Ia sama sepertiku melewati yang hampir serupa.
“Sejak kapan kau pindah Nis?” Tanyaku mentap rumah yang jauh lebih sederhana dibandingkan rumah yang kutempati saat Nisa mengajakku berkunjung ke rumahnya.
“Sudah hampir lima tahun sejak orang tuaku meninggal.” Jawabnya dengan mendung yang masih kulihat tergantung di wajahnya.
 Ia tak lagi memiliki siapa-siapa selain seorang adik yang harus kehilangan sepasang penglihatannya akibat kecelakaan beberapa tahun yang lalu dan kecelakaan itu lah yang memisahkan ia dengan kedua orang tuanya. Tapi ia tak sepertiku, luka membuat ia semakin dekat dengan Tuhan. Sedangkan aku?
***
“Kaki Mamamu harus segera di amputasi,” ucapan dokter beberapa hari yang lalu membuat tubuhku melamah. Penyakit diabetes yang sudah lama bersarang di tubuh Mama sudah semakin parah yang mengahruskan Mama kehilangan sebelah kakinya. Tapi kali ini aku tak lagi menghujat Tuhan. Karena aku ingin menjadi seperti Nisa.

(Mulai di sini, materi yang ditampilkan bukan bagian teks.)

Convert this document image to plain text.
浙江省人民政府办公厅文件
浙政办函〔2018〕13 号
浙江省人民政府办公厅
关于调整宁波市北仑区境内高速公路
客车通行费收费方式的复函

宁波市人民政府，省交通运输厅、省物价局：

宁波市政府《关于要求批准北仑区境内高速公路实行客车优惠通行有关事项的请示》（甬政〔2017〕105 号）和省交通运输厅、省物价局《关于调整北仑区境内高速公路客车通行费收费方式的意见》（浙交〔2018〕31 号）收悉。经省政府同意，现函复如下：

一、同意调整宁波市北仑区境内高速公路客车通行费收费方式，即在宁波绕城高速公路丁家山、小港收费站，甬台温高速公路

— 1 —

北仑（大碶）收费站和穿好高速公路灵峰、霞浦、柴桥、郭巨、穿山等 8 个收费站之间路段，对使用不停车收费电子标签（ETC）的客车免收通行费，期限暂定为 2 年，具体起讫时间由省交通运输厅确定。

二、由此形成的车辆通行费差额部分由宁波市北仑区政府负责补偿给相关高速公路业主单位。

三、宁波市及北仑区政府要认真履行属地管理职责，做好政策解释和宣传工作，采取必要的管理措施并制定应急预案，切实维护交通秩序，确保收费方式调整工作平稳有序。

“Yakinlah Rin pertolongan Allah itu sangat dekat.”Kembali kata-kata Nisa melintas di benakku membuat aku semakin kuat.
***
“Ya, benar sekali saya Arin.” Jawabku saat mendengarkan suara di seberang sana.
“Selamat Anda diterima sebagai tenaga pengajar di lembaga kami.”
“Benar Mbak?” Tanyaku lagi seolah-olah tak percaya.
“Benar, besok anda sudah bisa langsung datang ke kantor kami.” Mendengarkan penjelasan suara di ujung telepon itu membuat senyumku kian mekar.
Aku diterima sebagai tenaga pengajar di sebuah lembaga privat setelah beberapa hari yang lalu kukirimkan lamaran. Esok aku tak harus lagi berkeliling berjualan kue dangan hasil keringat yang tentu saja tak akan cukup untuk biaya mengobati Mama dan juga biaya hidup kami. Perlahan-lahan kurasakan bahagia itu kembali menyilap di ruang-ruang hatiku.
“Rin, langit tak akan selamanya gelap pasti akan ada cerah.” Sebaris ucapan nisa menari di benakku.
“Terima kasih Tuhan atas cinta yang masih Kau sisahkan untukku.” Akhirku dengan senyum yang merekah kemudian melangkah mengejar suara adzan magrib yang bergema.